I think we agree here.

> 
> The linux-legacy idea is interesting, in that it keeps the stuff
> in a common well known place, so the hobbyist can still find it
> easily.  It also means that it can move at its own pace, based
> on who has time to work on which fringe bits.  And all the
> incremental cost issues I quoted above largely go away, or
> at least get loaded onto the people who care about that code.

I agree here too.

> 
> It can even apply its own set of standards, i.e. someone could
> revive xiafs and put it in tree if they wanted to.  They could
> also choose their own branching strategy, if say there was
> a showstopper change that prevented arch=foo from being
> carried beyond v3.x due to overwhelming difficulty, then keep
> a branch for v3.x and arch=foo.  Months later and some guru
> fixes arch=foo to boot on v3.(x+1) and then you can delete
> the old branch, etc. -- all at their own pace. The more I think
> about it, the better it seems.
> 
> > 
> >>
> >>  2) With point #1 in mind, there simply isn't the absolute finality
> >>     associated with mainline removal in linux as there would be in the
> >>     binary world, say if Windows8 said they were dropping Adaptec AHA1542
> >>     SCSI support (assuming it isn't long gone already.)
> >>
> >>  3) Things that are being considered for removal are least likely to
> >>     see an advantage by being on the bleeding edge.  Take the MCA case.
> >>     If you'll allow me the conclusion that MCA on 3.5 wouldn't have
> >>     been any fundamentally better than MCA on 3.4 -- then you can
> >>     get on the (semi announced) 3.4 LTSI train, and have a supported
> >>     kernel base for your MCA that will take you well into the year 2014!
> > 
> > I was also thinking that perhaps this could be the rational for upping
> > the major number.
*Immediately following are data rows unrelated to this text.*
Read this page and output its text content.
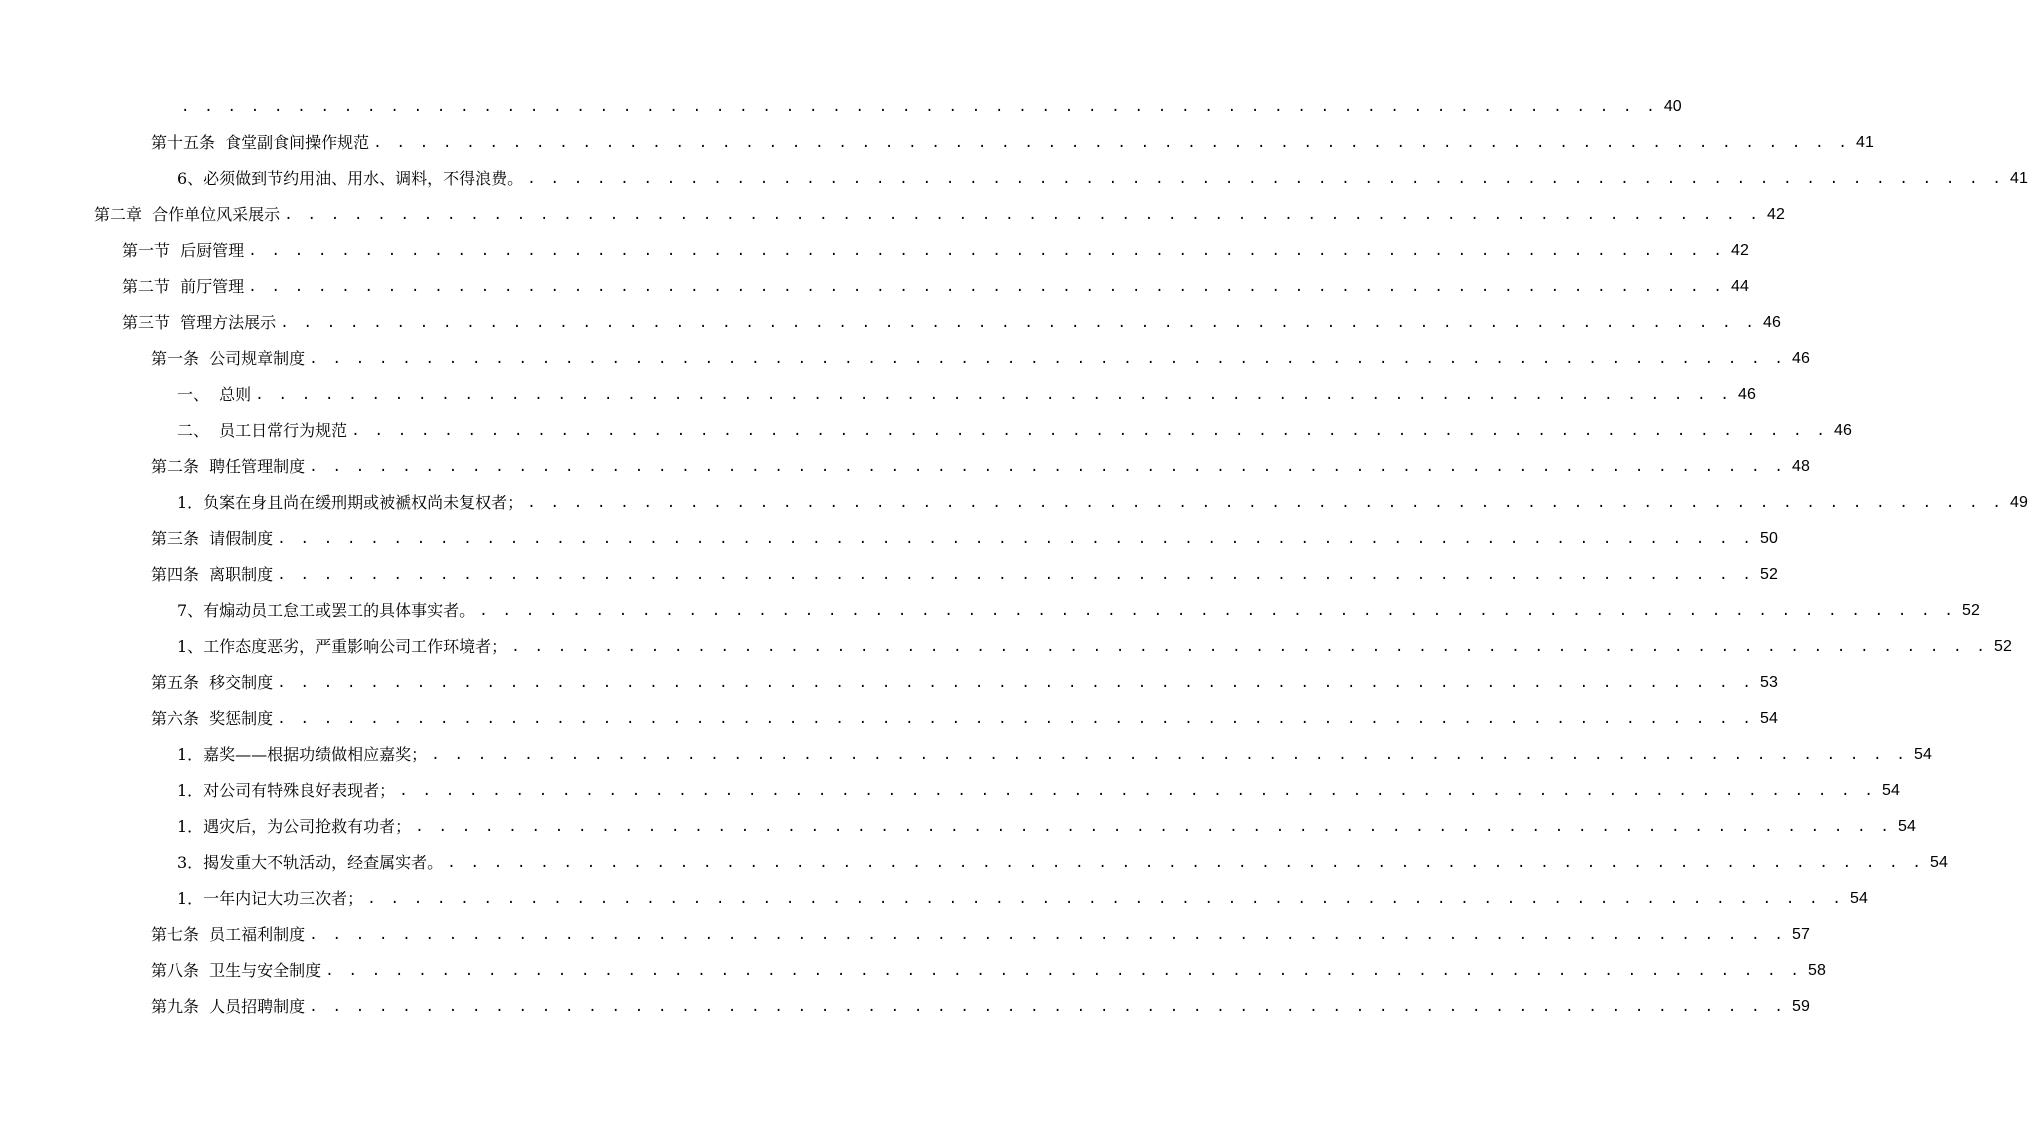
. . . . . . . . . . . . . . . . . . . . . . . . . . . . . . . . . . . . . . . . . . . . . . . . . . . . . . . . . . . . . . . . 40
第十五条  食堂副食间操作规范 . . . . . . . . . . . . . . . . . . . . . . . . . . . . . . . . . . . . . . . . . . . . . . . . . . . . . . . . . . . . . . . . 41
6、必须做到节约用油、用水、调料，不得浪费。 . . . . . . . . . . . . . . . . . . . . . . . . . . . . . . . . . . . . . . . . . . . . . . . . . . . . . . . . . . . . . . . . 41
第二章  合作单位风采展示 . . . . . . . . . . . . . . . . . . . . . . . . . . . . . . . . . . . . . . . . . . . . . . . . . . . . . . . . . . . . . . . . 42
第一节  后厨管理 . . . . . . . . . . . . . . . . . . . . . . . . . . . . . . . . . . . . . . . . . . . . . . . . . . . . . . . . . . . . . . . . 42
第二节  前厅管理 . . . . . . . . . . . . . . . . . . . . . . . . . . . . . . . . . . . . . . . . . . . . . . . . . . . . . . . . . . . . . . . . 44
第三节  管理方法展示 . . . . . . . . . . . . . . . . . . . . . . . . . . . . . . . . . . . . . . . . . . . . . . . . . . . . . . . . . . . . . . . . 46
第一条  公司规章制度 . . . . . . . . . . . . . . . . . . . . . . . . . . . . . . . . . . . . . . . . . . . . . . . . . . . . . . . . . . . . . . . . 46
一、  总则 . . . . . . . . . . . . . . . . . . . . . . . . . . . . . . . . . . . . . . . . . . . . . . . . . . . . . . . . . . . . . . . . 46
二、  员工日常行为规范 . . . . . . . . . . . . . . . . . . . . . . . . . . . . . . . . . . . . . . . . . . . . . . . . . . . . . . . . . . . . . . . . 46
第二条  聘任管理制度 . . . . . . . . . . . . . . . . . . . . . . . . . . . . . . . . . . . . . . . . . . . . . . . . . . . . . . . . . . . . . . . . 48
1．负案在身且尚在缓刑期或被褫权尚未复权者； . . . . . . . . . . . . . . . . . . . . . . . . . . . . . . . . . . . . . . . . . . . . . . . . . . . . . . . . . . . . . . . . 49
第三条  请假制度 . . . . . . . . . . . . . . . . . . . . . . . . . . . . . . . . . . . . . . . . . . . . . . . . . . . . . . . . . . . . . . . . 50
第四条  离职制度 . . . . . . . . . . . . . . . . . . . . . . . . . . . . . . . . . . . . . . . . . . . . . . . . . . . . . . . . . . . . . . . . 52
7、有煽动员工怠工或罢工的具体事实者。 . . . . . . . . . . . . . . . . . . . . . . . . . . . . . . . . . . . . . . . . . . . . . . . . . . . . . . . . . . . . . . . . 52
1、工作态度恶劣，严重影响公司工作环境者； . . . . . . . . . . . . . . . . . . . . . . . . . . . . . . . . . . . . . . . . . . . . . . . . . . . . . . . . . . . . . . . . 52
第五条  移交制度 . . . . . . . . . . . . . . . . . . . . . . . . . . . . . . . . . . . . . . . . . . . . . . . . . . . . . . . . . . . . . . . . 53
第六条  奖惩制度 . . . . . . . . . . . . . . . . . . . . . . . . . . . . . . . . . . . . . . . . . . . . . . . . . . . . . . . . . . . . . . . . 54
1．嘉奖——根据功绩做相应嘉奖； . . . . . . . . . . . . . . . . . . . . . . . . . . . . . . . . . . . . . . . . . . . . . . . . . . . . . . . . . . . . . . . . 54
1．对公司有特殊良好表现者； . . . . . . . . . . . . . . . . . . . . . . . . . . . . . . . . . . . . . . . . . . . . . . . . . . . . . . . . . . . . . . . . 54
1．遇灾后，为公司抢救有功者； . . . . . . . . . . . . . . . . . . . . . . . . . . . . . . . . . . . . . . . . . . . . . . . . . . . . . . . . . . . . . . . . 54
3．揭发重大不轨活动，经查属实者。 . . . . . . . . . . . . . . . . . . . . . . . . . . . . . . . . . . . . . . . . . . . . . . . . . . . . . . . . . . . . . . . . 54
1．一年内记大功三次者； . . . . . . . . . . . . . . . . . . . . . . . . . . . . . . . . . . . . . . . . . . . . . . . . . . . . . . . . . . . . . . . . 54
第七条  员工福利制度 . . . . . . . . . . . . . . . . . . . . . . . . . . . . . . . . . . . . . . . . . . . . . . . . . . . . . . . . . . . . . . . . 57
第八条  卫生与安全制度 . . . . . . . . . . . . . . . . . . . . . . . . . . . . . . . . . . . . . . . . . . . . . . . . . . . . . . . . . . . . . . . . 58
第九条  人员招聘制度 . . . . . . . . . . . . . . . . . . . . . . . . . . . . . . . . . . . . . . . . . . . . . . . . . . . . . . . . . . . . . . . . 59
I know Linus said that the major number is just that,
> > a number, but instead of a number meaning what features and archs are
> > being added, have it mean what features and archs are being removed :)
> 
> If the opportunity arose, and we could take advantage of it to do
> that, then sure.  But the last big version change wasn't something
> that was really planned years in advance (at least not as far as I know).

No planning was involved. It was basically Linus saying "the 2.6 numbers
are too high, lets reset". And it seems that's his plan for going to 4.0
too. But if we can get Linus to say, we will switch to 4.0 after we hit
3.20 or so, then we can make plans for that release to dump old stuff.